Additionally, if you can put down a greater deposit, you’ll improve your chances with a lower borrowed amount. Mortgages that offer 90% to 100% financing will be somewhat difficult to obtain. Try to apply for lower interest, flexible loan that provides you more freedom to manage monthly instalments. Check out our comparison page to help you find the most appropriate loan available.
You could also build a credit history by using a credit card, a good record of timely payments enhances your creditworthiness.
While you work on strengthening your position to get your loan approved, take note of other matters that could equally hurt your chances:
Don’t rack up credit card bills or default on your borrowings in any way. These are red flags that will affect your credit status and severely hurt your chances of getting financing.
If you indeed have loan defaults or are in arrears, make sure to clear them off completely and wait 12 months (CTOS can hold debt information indefinitely) before applying.
- Perform a self-check with CTOS and CCRIS before applying for your loan and if there are any discrepancies, do contact them to seek clarification and rectify the issue.
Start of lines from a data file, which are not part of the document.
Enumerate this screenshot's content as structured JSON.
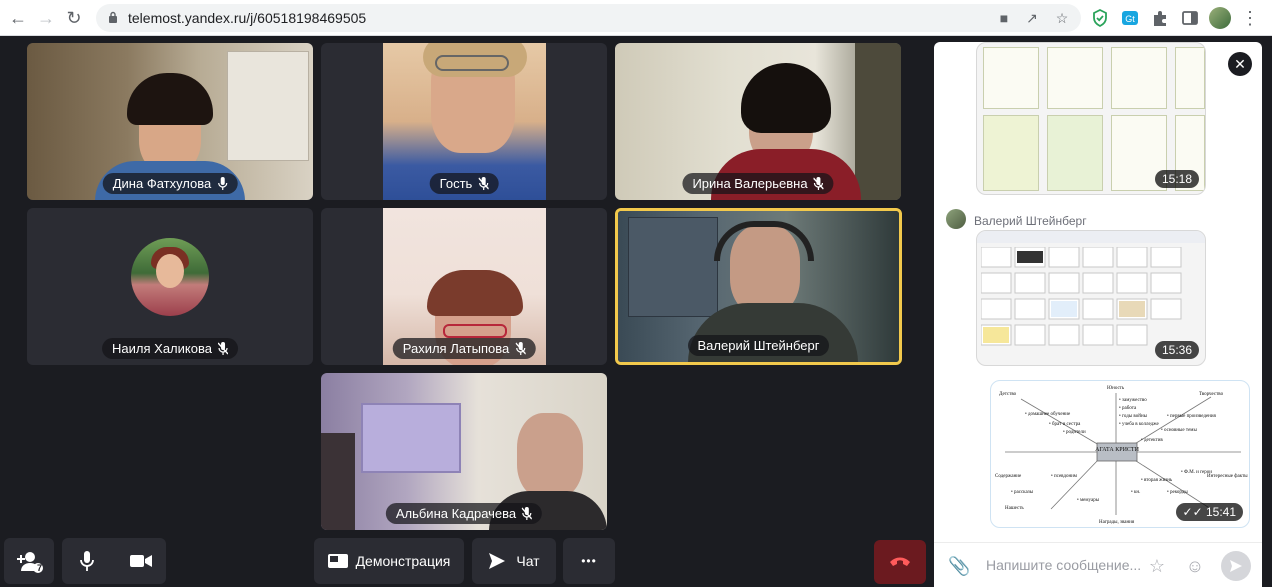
{
  "browser": {
    "url": "telemost.yandex.ru/j/60518198469505",
    "back_icon": "arrow-left-icon",
    "forward_icon": "arrow-right-icon",
    "reload_icon": "reload-icon"
  },
  "participants": [
    {
      "name": "Дина Фатхулова",
      "muted": false
    },
    {
      "name": "Гость",
      "muted": true
    },
    {
      "name": "Ирина Валерьевна",
      "muted": true
    },
    {
      "name": "Наиля Халикова",
      "muted": true
    },
    {
      "name": "Рахиля Латыпова",
      "muted": true
    },
    {
      "name": "Валерий Штейнберг",
      "muted": false,
      "active_speaker": true
    },
    {
      "name": "Альбина Кадрачева",
      "muted": true
    }
  ],
  "toolbar": {
    "participants_count": "7",
    "demo_label": "Демонстрация",
    "chat_label": "Чат",
    "more_label": "•••"
  },
  "chat": {
    "messages": [
      {
        "type": "image",
        "time": "15:18"
      },
      {
        "type": "image",
        "sender": "Валерий Штейнберг",
        "time": "15:36"
      },
      {
        "type": "image",
        "time": "15:41",
        "read": true,
        "diagram": {
          "center": "АГАТА КРИСТИ",
          "labels": [
            "Детство",
            "Юность",
            "Творчество",
            "Содержание",
            "Интересные факты",
            "Нашесть",
            "Награды, звания",
            "• домашнее обучение",
            "• брат и сестра",
            "• родители",
            "• замужество",
            "• работа",
            "• годы войны",
            "• учеба в колледже",
            "• первые произведения",
            "• основные темы",
            "• детектив",
            "• Ф.М. и герои",
            "• вторая жизнь",
            "• кн.",
            "• рекорды",
            "• мемуары",
            "• псевдоним",
            "• рассказы"
          ]
        }
      }
    ],
    "input_placeholder": "Напишите сообщение..."
  }
}
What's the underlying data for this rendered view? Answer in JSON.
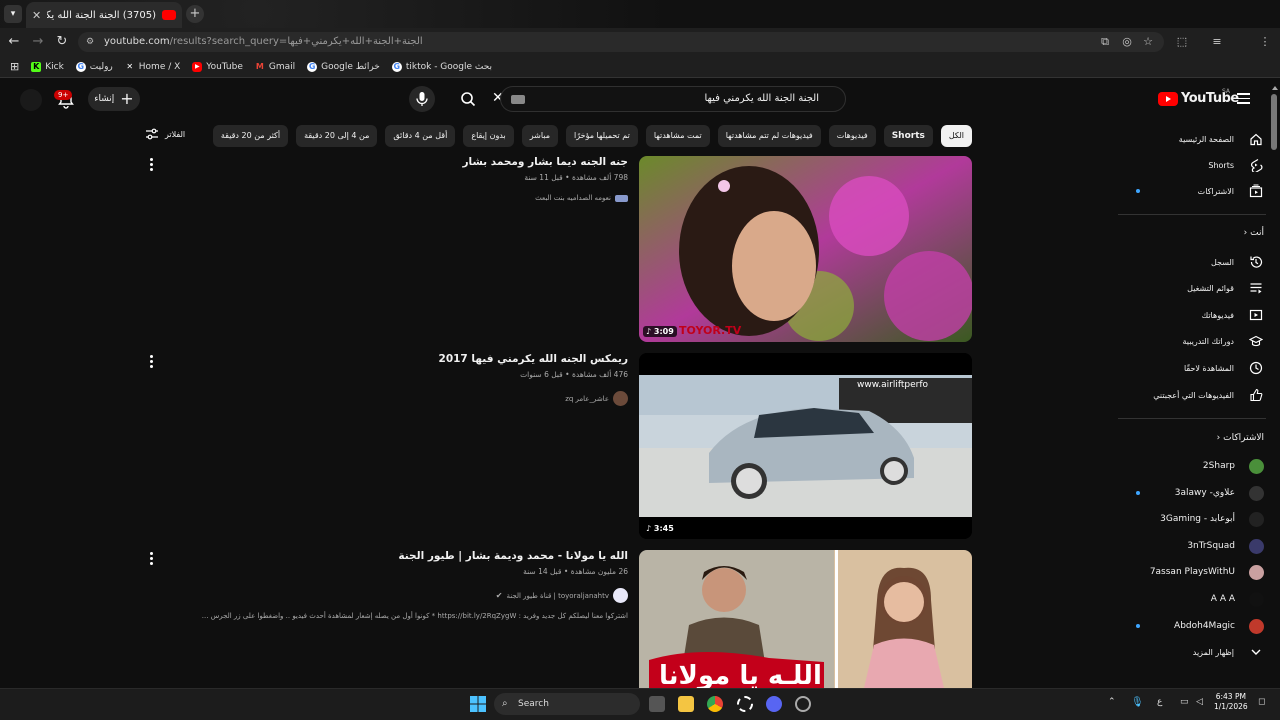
{
  "browser": {
    "tab_title": "(3705) الجنة الجنة الله يكرمني فيها",
    "url_host": "youtube.com",
    "url_path": "/results?search_query=الجنة+الجنة+الله+يكرمني+فيها",
    "bookmarks": [
      {
        "label": "Kick",
        "icon": "kick-icon",
        "color": "#53fc18"
      },
      {
        "label": "رولیت",
        "icon": "google-icon",
        "color": "#4285f4"
      },
      {
        "label": "Home / X",
        "icon": "x-icon",
        "color": "#ffffff"
      },
      {
        "label": "YouTube",
        "icon": "youtube-icon",
        "color": "#ff0000"
      },
      {
        "label": "Gmail",
        "icon": "gmail-icon",
        "color": "#ea4335"
      },
      {
        "label": "Google خرائط",
        "icon": "google-icon",
        "color": "#4285f4"
      },
      {
        "label": "tiktok - Google بحث",
        "icon": "google-icon",
        "color": "#4285f4"
      }
    ]
  },
  "header": {
    "search_value": "الجنة الجنة الله يكرمني فيها",
    "create_label": "إنشاء",
    "notif_count": "9+",
    "logo_text": "YouTube",
    "region": "SA"
  },
  "chips": [
    {
      "label": "الكل",
      "active": true
    },
    {
      "label": "Shorts",
      "bold": true
    },
    {
      "label": "فيديوهات"
    },
    {
      "label": "فيديوهات لم تتم مشاهدتها"
    },
    {
      "label": "تمت مشاهدتها"
    },
    {
      "label": "تم تحميلها مؤخرًا"
    },
    {
      "label": "مباشر"
    },
    {
      "label": "بدون إيقاع"
    },
    {
      "label": "أقل من 4 دقائق"
    },
    {
      "label": "من 4 إلى 20 دقيقة"
    },
    {
      "label": "أكثر من 20 دقيقة"
    }
  ],
  "filters_label": "الفلاتر",
  "results": [
    {
      "title": "جنه الجنه ديما بشار ومحمد بشار",
      "meta": "798 ألف مشاهدة • قبل 11 سنة",
      "channel": "نعومه الصداميه بنت البعث",
      "duration": "3:09",
      "description": ""
    },
    {
      "title": "ريمكس الجنه الله يكرمني فيها 2017",
      "meta": "476 ألف مشاهدة • قبل 6 سنوات",
      "channel": "عاشر_عامر zq",
      "duration": "3:45",
      "description": ""
    },
    {
      "title": "الله يا مولانا - محمد وديمة بشار | طيور الجنة",
      "meta": "26 مليون مشاهدة • قبل 14 سنة",
      "channel": "toyoraljanahtv | قناة طيور الجنة",
      "duration": "",
      "description": "اشتركوا معنا ليصلكم كل جديد وفريد : https://bit.ly/2RqZygW * كونوا أول من يصله إشعار لمشاهدة أحدث فيديو .. واضغطوا على زر الجرس ..."
    }
  ],
  "sidebar": {
    "main": [
      {
        "label": "الصفحة الرئيسية",
        "icon": "home-icon"
      },
      {
        "label": "Shorts",
        "icon": "shorts-icon"
      },
      {
        "label": "الاشتراكات",
        "icon": "subscriptions-icon",
        "dot": true
      }
    ],
    "you_header": "أنت",
    "you": [
      {
        "label": "السجل",
        "icon": "history-icon"
      },
      {
        "label": "قوائم التشغيل",
        "icon": "playlists-icon"
      },
      {
        "label": "فيديوهاتك",
        "icon": "your-videos-icon"
      },
      {
        "label": "دوراتك التدريبية",
        "icon": "courses-icon"
      },
      {
        "label": "المشاهدة لاحقًا",
        "icon": "watch-later-icon"
      },
      {
        "label": "الفيديوهات التي أعجبتني",
        "icon": "liked-icon"
      }
    ],
    "subs_header": "الاشتراكات",
    "subs": [
      {
        "label": "2Sharp",
        "color": "#4a8f3a",
        "dot": false
      },
      {
        "label": "علاوي- 3alawy",
        "color": "#333333",
        "dot": true
      },
      {
        "label": "أبوعابد - 3Gaming",
        "color": "#222222",
        "dot": false
      },
      {
        "label": "3nTrSquad",
        "color": "#3a3a6a",
        "dot": false
      },
      {
        "label": "7assan PlaysWithU",
        "color": "#c9a0a0",
        "dot": false
      },
      {
        "label": "A A A",
        "color": "#111111",
        "dot": false
      },
      {
        "label": "Abdoh4Magic",
        "color": "#c0392b",
        "dot": true
      }
    ],
    "show_more": "إظهار المزيد"
  },
  "taskbar": {
    "search_placeholder": "Search",
    "time": "6:43 PM",
    "date": "1/1/2026",
    "lang": "ع"
  }
}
In short, deciding to work as an independent worker can be extremely rewarding, but of course, freedom comes at a price. Your lack of ties to permanent employment in addition to fluctuating income will make you somewhat of a ‘risky’ candidate. Nevertheless, there is a lot you can do to negate that perception, but as you may have noticed, planning is key. Buying a house must not be a spur of the moment decision because you will need time to gather your financial strength as a self-employed individual. In other words, showing a pattern of financial reliability is necessary to be seriously considered for a loan.
On the bright side, many self-employed individuals have successfully obtained home loans, so it is an attainable goal – just improve your financial position, apply to more than one bank and keep your fingers crossed.
*The above article is intended for informational purposes only. Loanstreet accepts no responsibility for loss that may arise from reliance on information contained in the articles.